Malmenée, bousculée, notre profession dispose d’atouts essentiels face à la concurrence des autres professions du droit ou du chiffre, comme face à l’irruption des Legal Techs : l’Indépendance, le secret professionnel, la déontologie, la formation, la responsabilité civile professionnelle.

Je suis toujours étonné que nos instances acceptent, voire proposent, d’affaiblir nos règles déontologiques pour étendre nos parts de marché et ouvrir la profession a de nouvelles activités.

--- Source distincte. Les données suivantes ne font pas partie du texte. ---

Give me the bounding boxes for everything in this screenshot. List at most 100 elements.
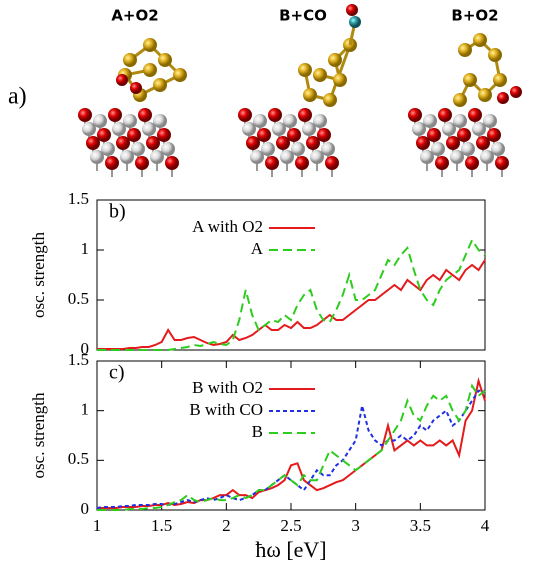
x-axis-label: ħω [eV] (255, 537, 326, 562)
atom (253, 114, 267, 128)
atom (446, 136, 460, 150)
atom (165, 156, 179, 170)
atom (438, 108, 452, 122)
atom (157, 128, 171, 142)
atom (280, 150, 294, 164)
atom (250, 150, 264, 164)
structure-label: B+CO (279, 7, 327, 25)
atom (476, 136, 490, 150)
legend-label: A with O2 (192, 217, 263, 236)
atom (323, 93, 337, 107)
atom (313, 114, 327, 128)
structure-label: B+O2 (451, 7, 498, 25)
y-tick-label: 0.5 (68, 289, 89, 308)
atom (442, 122, 456, 136)
atom (321, 142, 335, 156)
atom (461, 142, 475, 156)
bond (328, 44, 352, 101)
legend-label: A (251, 239, 264, 258)
panel-label: c) (109, 362, 125, 384)
legend-label: B with CO (189, 400, 263, 419)
atom (458, 43, 472, 57)
atom (317, 128, 331, 142)
atom (257, 128, 271, 142)
atom (408, 108, 422, 122)
atom (306, 136, 320, 150)
atom (101, 142, 115, 156)
atom (238, 108, 252, 122)
atom (143, 38, 157, 52)
atom (450, 150, 464, 164)
atom (465, 156, 479, 170)
atom (295, 156, 309, 170)
y-axis-label: osc. strength (29, 232, 48, 318)
y-tick-label: 0 (81, 339, 90, 358)
series-line (97, 259, 486, 350)
atom (153, 78, 167, 92)
atom (82, 122, 96, 136)
atom (246, 136, 260, 150)
atom (346, 4, 358, 16)
atom (473, 33, 487, 47)
panel-label: b) (109, 201, 126, 223)
atom (112, 122, 126, 136)
y-tick-label: 1.5 (68, 189, 89, 208)
atom (435, 156, 449, 170)
atom (123, 53, 137, 67)
atom (488, 48, 502, 62)
atom (298, 108, 312, 122)
y-tick-label: 1.5 (68, 350, 89, 369)
atom (310, 150, 324, 164)
atom (127, 128, 141, 142)
atom (487, 128, 501, 142)
legend-label: B (252, 422, 263, 441)
atom (457, 128, 471, 142)
atom (108, 108, 122, 122)
atom (146, 136, 160, 150)
atom (116, 74, 128, 86)
atom (480, 150, 494, 164)
legend-label: B with O2 (192, 378, 263, 397)
x-tick-label: 1.5 (151, 516, 172, 535)
atom (142, 122, 156, 136)
atom (105, 156, 119, 170)
series-line (97, 383, 486, 511)
atom (302, 122, 316, 136)
series-line (97, 377, 486, 510)
x-tick-label: 3.5 (410, 516, 431, 535)
atom (423, 114, 437, 128)
series-line (96, 389, 485, 510)
atom (495, 156, 509, 170)
x-tick-label: 1 (93, 516, 102, 535)
atom (161, 142, 175, 156)
molecule-images (78, 4, 522, 177)
atom (287, 128, 301, 142)
atom (420, 150, 434, 164)
atom (116, 136, 130, 150)
plot-frame (96, 360, 486, 511)
atom (261, 142, 275, 156)
atom (135, 156, 149, 170)
plot-frame (96, 199, 486, 351)
atom (493, 73, 507, 87)
atom (333, 73, 347, 87)
atom (468, 108, 482, 122)
atom (173, 68, 187, 82)
y-tick-label: 0.5 (68, 449, 89, 468)
atom (328, 53, 342, 67)
atom (150, 150, 164, 164)
atom (97, 128, 111, 142)
atom (120, 150, 134, 164)
x-tick-label: 2 (222, 516, 231, 535)
y-tick-label: 1 (81, 400, 90, 419)
panel-label: a) (8, 84, 27, 110)
atom (349, 16, 361, 28)
atom (138, 108, 152, 122)
atom (412, 122, 426, 136)
x-tick-label: 3 (351, 516, 360, 535)
atom (510, 86, 522, 98)
atom (291, 142, 305, 156)
atom (78, 108, 92, 122)
atom (427, 128, 441, 142)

Je trouve étrange que certains de nos représentants défendent farouchement, d’une main, le secret professionnel face aux tentatives diverses d’en réduire la portée (je pense à la directive antiblanchiment) tout en s’apprêtant, d’une autre main, à le démembrer avec l’instauration d’un secret professionnel à deux vitesses ou la création d’une nouvelle profession réglementée.

Ces spécificités, ces règles de la profession, au lieu de les diluer, nous gagnerions, collectivement, à les affirmer et les valoriser.

Je ne sous-estime pas, pour autant, les défis que notre profession doit relever.

Le défi de la marchandisation du droit, en premier lieu. Celle-ci entraîne l’instauration d’une sorte de dualisme entre un petit nombre de firmes de très grande taille et une multitude de cabinets de petite taille. Les positions acquises par les plus grandes structures ne permettent pas à des cabinets, même performants, de grandir.

La transition numérique, cela va de soi. La profession n’est pas en pointe quant à l’usage qu’elle fait du numérique dans les relations avec les clients. Elle s’expose au risque que des nouveaux venus comblent son déficit de proximité numérique avec ses clients. Alors que les Legal techs rivalisent d’inventivité pour servir et anticiper les attentes de la profession, le Conseil de l’Ordre doit accompagner les cabinets dans leur transition numérique et encourager l’innovation.

La mobilité, enfin. Les avocats, dans l’avenir quitteront le Barreau, pour exercer quelques années dans l’entreprise ou l’administration, ou dans des professions connexes, avant d’y revenir. Pour le quitter, à nouveau. Ces allers-retours élèvent leur niveau de compétences en même temps qu’ils enrichissent la profession. J’ai moi-même passé deux ans dans une organisation internationale : comme représentant permanent de la France à l’OMC, j’ai vécu la montée en puissance de l’organe de règlement des différends (ORD). J’y ai beaucoup appris.